Certo, siamo con il ciclo integrale che è impattante. Su questo punto è stato annunciata la realizzazione di un forno elettrico che dovrà utilizzare il preridotto, cioè la preriduzione del minerale, che fa saltare la prima fase del ciclo evitando quelle emissioni più impattanti. Se hanno fatto 13 decreti per far continuare la produzione vuol dire che lo stabilimento è strategico per l’Italia. Il problema delicato è nel fatto che Draghi vuole utilizzare parte delle risorse previste per le bonifiche, dedicando 150 milioni alla famosa decarbonizzazione. In tutto questo scenario chi paga sono sempre i lavoratori ai quali è stato prospettato almeno un altro anno, se non due, di cassa integrazione straordinaria che significa falcidiare i salari. Così non si può andare avanti.

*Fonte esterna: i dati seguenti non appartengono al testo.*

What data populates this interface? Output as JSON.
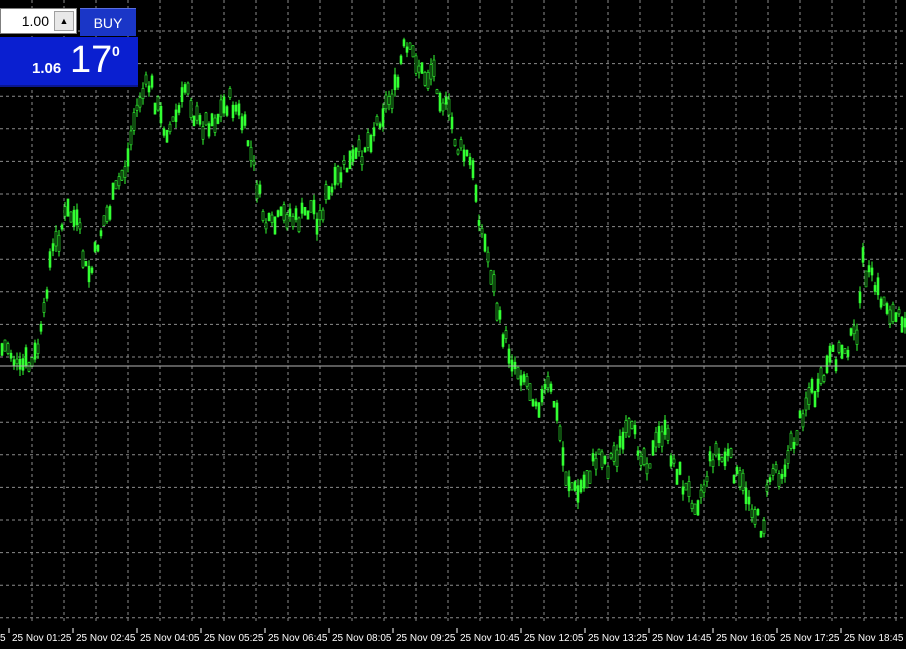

A Biagio Prisciano, segretario della Fim-Cisl che si occupa dell’Ilva chiediamo: le decisioni del governo e dell’azienda sembrano incongruenti, qual è la vostra analisi?

Dopo dieci anni di vertenzialità seguita al sequestro stabilimento, siamo al momento delle scelte. Questa è la madre di tutte le vertenze, perché si incrociano qui i problemi della produzione, del lavoro e dell’ambientalizzazione.

Speriamo che quanto prima si possa acquisire l’equilibrio societario. Siamo in una fase delicata di passaggio nella quale rischiano di pagare solo i lavoratori. In settimana facciamo un incontro definitivo al ministero del Lavoro, ma la verifica sugli impianti parte male. E poi ripeto: manca il piano per arrivare alla tecnologie del futuro salvaguardando ambiente e salute.

Oggi, quindi, è stato attivato il confronto per verificare i numeri della cassa integrazione, com’è andata?

A giudicare dalla riunione odierna non abbiamo registrato alcun cambio di passo. Un copia e incolla dei recenti incontri sulla cassa, con una semplice indicazione di numeri freddi. Condizione sicuramente poco incoraggiante in vista di un accordo in cui, più in generale, si dovrà tenere conto di altri aspetti, già condivisi a parole dal ministero del Lavoro.

Insomma: una situazione tutt’altro che chiara.

Proprio così. Il governo deve uscire allo scoperto e spiegare qual è la prospettiva industriale vera e che accorgimenti saranno adottati per tenere sotto controllo l’impatto della produzione, sia dal punto di vista della salute, ma anche per quanto riguarda la tutela economica dei lavoratori. Serve chiarezza e occorrono certezze per tutti.  C’è bisogno di dare garanzie a tutti: ai lavoratori di Acciaierie d’Italia, nonché a quelli di Ilva in amministrazione straordinaria e dell’appalto e dell’indotto. Dobbiamo sbloccare la situazione di stallo, avviando in maniera concreta l’auspicato piano di rilancio del Gruppo Acciaierie d’Italia, fondato sul rispetto della salute, dell’ambiente e del lavoro. Per noi qualsiasi accordo sulla cassa integrazione non potrà prescindere dal rispetto delle rotazioni, dalla decurtazione dei numeri con il maggior numero possibile di lavoratori sugli impianti e dall’integrazione al salario.